Flashback to June 2008 (only three short years ago):
Headline CPI was running very close to 5.0 percent. The Fed funds rate was at 2.0 percent. Brent crude was $132/barrel. The Fed’s June 2008 minutes mentioned the word “inflation” 110 times (“deflation” and “disinflation” combined: zero), and also contained this caveat (emphasis mine):
With increased upside risks to inflation and inflation expectations, members believed that the next change in the stance of policy could well be an increase in the funds rate; indeed, one member thought that policy should be firmed at this meeting.

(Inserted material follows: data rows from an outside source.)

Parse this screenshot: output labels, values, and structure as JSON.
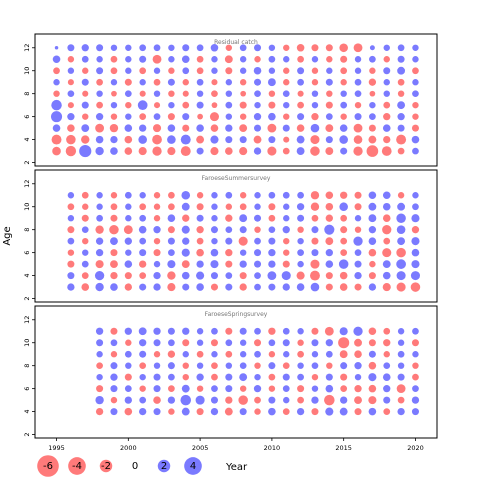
{
  "chart_data": {
    "type": "scatter",
    "subtype": "residual-bubble",
    "xlabel": "Year",
    "ylabel": "Age",
    "x_ticks": [
      1995,
      2000,
      2005,
      2010,
      2015,
      2020
    ],
    "y_ticks": [
      2,
      4,
      6,
      8,
      10,
      12
    ],
    "xlim": [
      1993.5,
      2021.5
    ],
    "ylim": [
      1.7,
      13.2
    ],
    "colors": {
      "positive": "#4d4dff",
      "negative": "#ff4d4d"
    },
    "legend": {
      "placement": "bottom-left",
      "entries": [
        {
          "label": "-6",
          "value": -6
        },
        {
          "label": "-4",
          "value": -4
        },
        {
          "label": "-2",
          "value": -2
        },
        {
          "label": "0",
          "value": 0
        },
        {
          "label": "2",
          "value": 2
        },
        {
          "label": "4",
          "value": 4
        }
      ]
    },
    "panels": [
      {
        "title": "Residual catch",
        "years": [
          1995,
          1996,
          1997,
          1998,
          1999,
          2000,
          2001,
          2002,
          2003,
          2004,
          2005,
          2006,
          2007,
          2008,
          2009,
          2010,
          2011,
          2012,
          2013,
          2014,
          2015,
          2016,
          2017,
          2018,
          2019,
          2020
        ],
        "ages": [
          3,
          4,
          5,
          6,
          7,
          8,
          9,
          10,
          11,
          12
        ],
        "residuals": [
          [
            -1.8,
            -2.6,
            3.6,
            1.7,
            1.4,
            -1.4,
            -1.6,
            -2.1,
            -1.6,
            -2.4,
            1.2,
            -1.6,
            -1.4,
            -1.6,
            1.3,
            -2.0,
            -1.1,
            1.5,
            -2.2,
            -1.5,
            1.2,
            -2.1,
            -3.3,
            -2.3,
            -1.1,
            1.1
          ],
          [
            -2.4,
            -2.2,
            -1.7,
            1.4,
            1.3,
            -1.4,
            1.8,
            -2.3,
            1.8,
            2.4,
            -1.5,
            1.6,
            1.2,
            1.2,
            -1.5,
            1.2,
            -0.9,
            1.5,
            -2.0,
            1.2,
            1.8,
            -1.8,
            -1.5,
            -1.3,
            -2.4,
            1.4
          ],
          [
            1.4,
            -1.4,
            1.5,
            -1.9,
            -1.7,
            1.4,
            1.3,
            -1.6,
            1.4,
            -1.2,
            1.4,
            -1.4,
            1.3,
            -1.5,
            1.2,
            -1.9,
            1.2,
            -1.4,
            1.8,
            -1.5,
            1.4,
            -1.9,
            -1.2,
            1.4,
            1.2,
            -1.2
          ],
          [
            3.0,
            1.3,
            -1.0,
            1.3,
            -1.0,
            1.0,
            -1.1,
            1.1,
            -1.2,
            1.2,
            -0.8,
            -2.0,
            1.0,
            -1.0,
            1.3,
            1.4,
            -1.0,
            1.2,
            -1.3,
            1.1,
            -1.0,
            1.2,
            1.1,
            -1.3,
            1.3,
            -1.0
          ],
          [
            2.7,
            -0.9,
            1.2,
            -1.1,
            1.0,
            -1.0,
            2.3,
            -0.9,
            1.0,
            -1.1,
            1.2,
            -0.8,
            1.1,
            -1.2,
            1.0,
            -1.2,
            1.0,
            -1.1,
            1.0,
            -1.2,
            1.1,
            -1.0,
            1.0,
            -1.1,
            1.5,
            -1.0
          ],
          [
            -1.0,
            1.1,
            -0.9,
            1.0,
            -0.8,
            1.1,
            -0.9,
            1.0,
            -1.0,
            -0.9,
            1.0,
            -1.1,
            1.0,
            -0.8,
            1.1,
            -1.0,
            1.1,
            -0.9,
            1.0,
            -1.0,
            1.0,
            1.1,
            -0.8,
            1.0,
            -1.0,
            1.1
          ],
          [
            1.0,
            -0.9,
            1.2,
            -1.1,
            1.0,
            -1.2,
            1.0,
            -1.1,
            1.2,
            -1.0,
            1.1,
            -0.9,
            1.0,
            -1.0,
            1.2,
            1.5,
            -1.0,
            1.1,
            -1.0,
            1.2,
            -1.0,
            1.1,
            -1.3,
            1.0,
            -1.1,
            1.0
          ],
          [
            -1.1,
            1.0,
            -1.0,
            1.2,
            -1.1,
            1.0,
            -1.1,
            1.0,
            -1.0,
            1.1,
            -1.1,
            1.0,
            -1.2,
            1.0,
            1.4,
            1.0,
            -1.0,
            1.2,
            -1.0,
            1.0,
            -1.1,
            1.0,
            -1.0,
            1.2,
            1.5,
            -1.1
          ],
          [
            1.4,
            -1.0,
            1.1,
            1.0,
            -1.1,
            1.0,
            1.2,
            -1.9,
            1.0,
            1.4,
            -1.1,
            1.0,
            -1.5,
            1.0,
            -1.0,
            1.1,
            1.0,
            -1.1,
            1.0,
            -1.0,
            -1.2,
            1.0,
            1.1,
            -1.0,
            1.2,
            1.0
          ],
          [
            0.3,
            1.2,
            1.3,
            1.2,
            1.0,
            1.0,
            1.1,
            1.1,
            1.0,
            1.2,
            1.1,
            1.4,
            -1.0,
            1.1,
            1.2,
            1.0,
            -1.0,
            -1.4,
            -1.2,
            -1.2,
            -1.8,
            -1.9,
            0.6,
            1.0,
            1.1,
            1.0
          ]
        ]
      },
      {
        "title": "FaroeseSummersurvey",
        "years": [
          1996,
          1997,
          1998,
          1999,
          2000,
          2001,
          2002,
          2003,
          2004,
          2005,
          2006,
          2007,
          2008,
          2009,
          2010,
          2011,
          2012,
          2013,
          2014,
          2015,
          2016,
          2017,
          2018,
          2019,
          2020
        ],
        "ages": [
          3,
          4,
          5,
          6,
          7,
          8,
          9,
          10,
          11
        ],
        "residuals": [
          [
            1.3,
            -1.4,
            1.7,
            1.4,
            -1.3,
            1.2,
            1.3,
            -1.6,
            1.2,
            1.4,
            -1.2,
            1.2,
            -1.3,
            1.1,
            1.2,
            1.3,
            1.4,
            1.8,
            -1.2,
            -1.4,
            -1.2,
            1.3,
            -1.6,
            -2.0,
            -2.2
          ],
          [
            1.2,
            -1.1,
            2.1,
            -1.3,
            -1.2,
            -1.1,
            1.3,
            -1.7,
            1.4,
            1.6,
            1.2,
            1.1,
            -1.2,
            1.1,
            1.9,
            2.0,
            -1.6,
            -2.4,
            -1.2,
            -1.4,
            1.3,
            -1.2,
            1.4,
            2.0,
            2.0
          ],
          [
            -1.2,
            1.1,
            -1.6,
            -1.5,
            1.4,
            -1.3,
            1.0,
            1.6,
            -1.5,
            1.3,
            1.6,
            -1.2,
            1.3,
            1.2,
            1.3,
            -1.2,
            1.0,
            -2.0,
            1.4,
            2.2,
            1.2,
            -1.0,
            1.5,
            2.3,
            1.6
          ],
          [
            -1.0,
            1.0,
            1.3,
            -1.2,
            1.0,
            1.2,
            -1.2,
            1.1,
            1.6,
            -1.4,
            1.4,
            -1.3,
            1.0,
            1.2,
            1.3,
            -1.0,
            1.1,
            1.2,
            1.3,
            -1.1,
            1.1,
            -1.4,
            -2.0,
            -2.2,
            1.4
          ],
          [
            1.1,
            -1.0,
            1.3,
            1.5,
            1.3,
            1.1,
            -1.0,
            1.2,
            1.3,
            -1.1,
            1.0,
            1.2,
            -2.0,
            1.1,
            1.2,
            -1.0,
            1.0,
            -1.2,
            -1.5,
            -1.1,
            2.1,
            1.4,
            -1.1,
            1.5,
            1.6
          ],
          [
            -1.2,
            1.1,
            -1.7,
            -2.2,
            -1.9,
            1.4,
            1.3,
            -1.2,
            1.6,
            -1.3,
            1.2,
            1.1,
            1.2,
            -1.0,
            1.1,
            1.3,
            -1.0,
            1.2,
            2.5,
            -1.2,
            -1.0,
            1.3,
            -2.1,
            1.8,
            -1.3
          ],
          [
            1.0,
            -1.2,
            1.1,
            -1.2,
            1.0,
            1.1,
            -1.0,
            1.4,
            -1.3,
            1.2,
            1.0,
            -1.3,
            1.5,
            1.2,
            -1.1,
            1.0,
            1.2,
            -1.1,
            -1.3,
            -1.1,
            1.0,
            1.5,
            -1.4,
            2.2,
            1.6
          ],
          [
            -1.1,
            -1.0,
            1.0,
            -1.1,
            1.0,
            -1.1,
            -1.0,
            -1.1,
            1.5,
            -1.2,
            1.0,
            -1.0,
            -1.1,
            1.0,
            -1.2,
            1.0,
            1.3,
            -1.7,
            -1.4,
            1.8,
            -1.2,
            1.5,
            1.4,
            1.5,
            1.1
          ],
          [
            1.0,
            -1.1,
            1.0,
            -1.0,
            1.1,
            1.0,
            -1.0,
            -1.1,
            1.8,
            -1.0,
            1.0,
            1.1,
            -1.0,
            1.0,
            1.1,
            1.1,
            1.1,
            -1.7,
            -1.4,
            -1.3,
            -1.2,
            1.4,
            1.4,
            -1.0,
            1.0
          ]
        ]
      },
      {
        "title": "FaroeseSpringsurvey",
        "years": [
          1998,
          1999,
          2000,
          2001,
          2002,
          2003,
          2004,
          2005,
          2006,
          2007,
          2008,
          2009,
          2010,
          2011,
          2012,
          2013,
          2014,
          2015,
          2016,
          2017,
          2018,
          2019,
          2020
        ],
        "ages": [
          4,
          5,
          6,
          7,
          8,
          9,
          10,
          11
        ],
        "residuals": [
          [
            -1.3,
            1.2,
            -1.4,
            1.3,
            1.2,
            -1.0,
            1.5,
            -1.2,
            1.3,
            -1.5,
            1.2,
            -1.0,
            1.4,
            -1.1,
            1.3,
            -1.2,
            1.6,
            1.5,
            -1.2,
            1.4,
            -1.1,
            1.3,
            1.2
          ],
          [
            1.7,
            -1.0,
            1.3,
            1.1,
            -1.4,
            1.3,
            2.7,
            2.0,
            1.2,
            -1.3,
            -2.2,
            -1.1,
            1.2,
            1.0,
            -1.1,
            1.3,
            -2.7,
            1.3,
            -1.5,
            -1.6,
            1.2,
            -1.1,
            1.3
          ],
          [
            -1.2,
            1.2,
            1.1,
            -1.0,
            1.2,
            -1.1,
            1.5,
            -1.0,
            1.1,
            1.2,
            -1.0,
            1.3,
            -1.0,
            1.1,
            -1.2,
            1.0,
            1.4,
            -1.1,
            -1.3,
            -1.4,
            1.3,
            -1.9,
            1.1
          ],
          [
            1.0,
            1.3,
            -1.2,
            1.0,
            1.2,
            1.1,
            -1.0,
            1.3,
            -1.1,
            1.2,
            1.5,
            1.0,
            -1.1,
            1.2,
            1.1,
            -1.0,
            1.2,
            -1.2,
            1.0,
            1.6,
            1.4,
            1.2,
            -1.1
          ],
          [
            -1.1,
            1.2,
            1.0,
            -1.1,
            1.0,
            1.2,
            -1.0,
            1.0,
            -1.1,
            1.0,
            1.1,
            -1.0,
            1.2,
            -1.1,
            1.0,
            1.1,
            -1.0,
            1.2,
            1.3,
            -1.4,
            1.1,
            1.0,
            -1.0
          ],
          [
            1.0,
            -1.0,
            1.1,
            1.2,
            -1.0,
            -1.3,
            1.0,
            -1.1,
            1.0,
            -1.1,
            1.0,
            1.1,
            -1.0,
            1.0,
            -1.1,
            1.0,
            1.1,
            -1.5,
            -1.4,
            1.2,
            -1.0,
            1.1,
            1.0
          ],
          [
            1.2,
            1.1,
            -1.0,
            1.3,
            1.2,
            1.1,
            -1.2,
            1.0,
            -1.2,
            1.1,
            1.0,
            -1.2,
            1.1,
            1.2,
            -1.0,
            1.2,
            1.3,
            -3.0,
            -1.5,
            -1.2,
            -1.3,
            1.0,
            -1.2
          ],
          [
            1.3,
            -1.2,
            1.3,
            1.5,
            1.3,
            1.2,
            1.3,
            1.0,
            1.1,
            -1.2,
            1.2,
            1.1,
            -1.3,
            1.1,
            1.0,
            -1.2,
            -1.9,
            1.6,
            2.1,
            -1.4,
            -1.1,
            1.0,
            1.1
          ]
        ]
      }
    ]
  }
}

And CNBC reported (in May) that: “One-year inflation expectations surged to 5.2 percent — their highest since February 1982 — from 4.8 percent in April.”
Fast forward one year:
Headline CPI was -1.2 percent (so much for the public’s ability to foretell inflation trends, but who didn’t know that?). The Fed funds rate had been lowered to its current range of 0.00 – 0.25 percent. Brent crude was $69/barrel. The Fed minutes were, amazingly, discussing “reduced concerns about deflation.”
Bernanke’s prepared remarks and Q&A on Wednesday mentioned the word “inflation” 82 times. (The word “deflation”: twice.) It is unfortunate that “inflation” was far and away the dominant theme on Wednesday, swamping “jobs,” “employment,” and “unemployment” which, in my opinion, should have been the focus.
Of course, no two business cycles or economic environments are exactly the same, but as I pointed out recently here, it is unlikely that we will enter a period of sustained high inflation absent a more taut labor market, and that, unfortunately, still seems a ways off.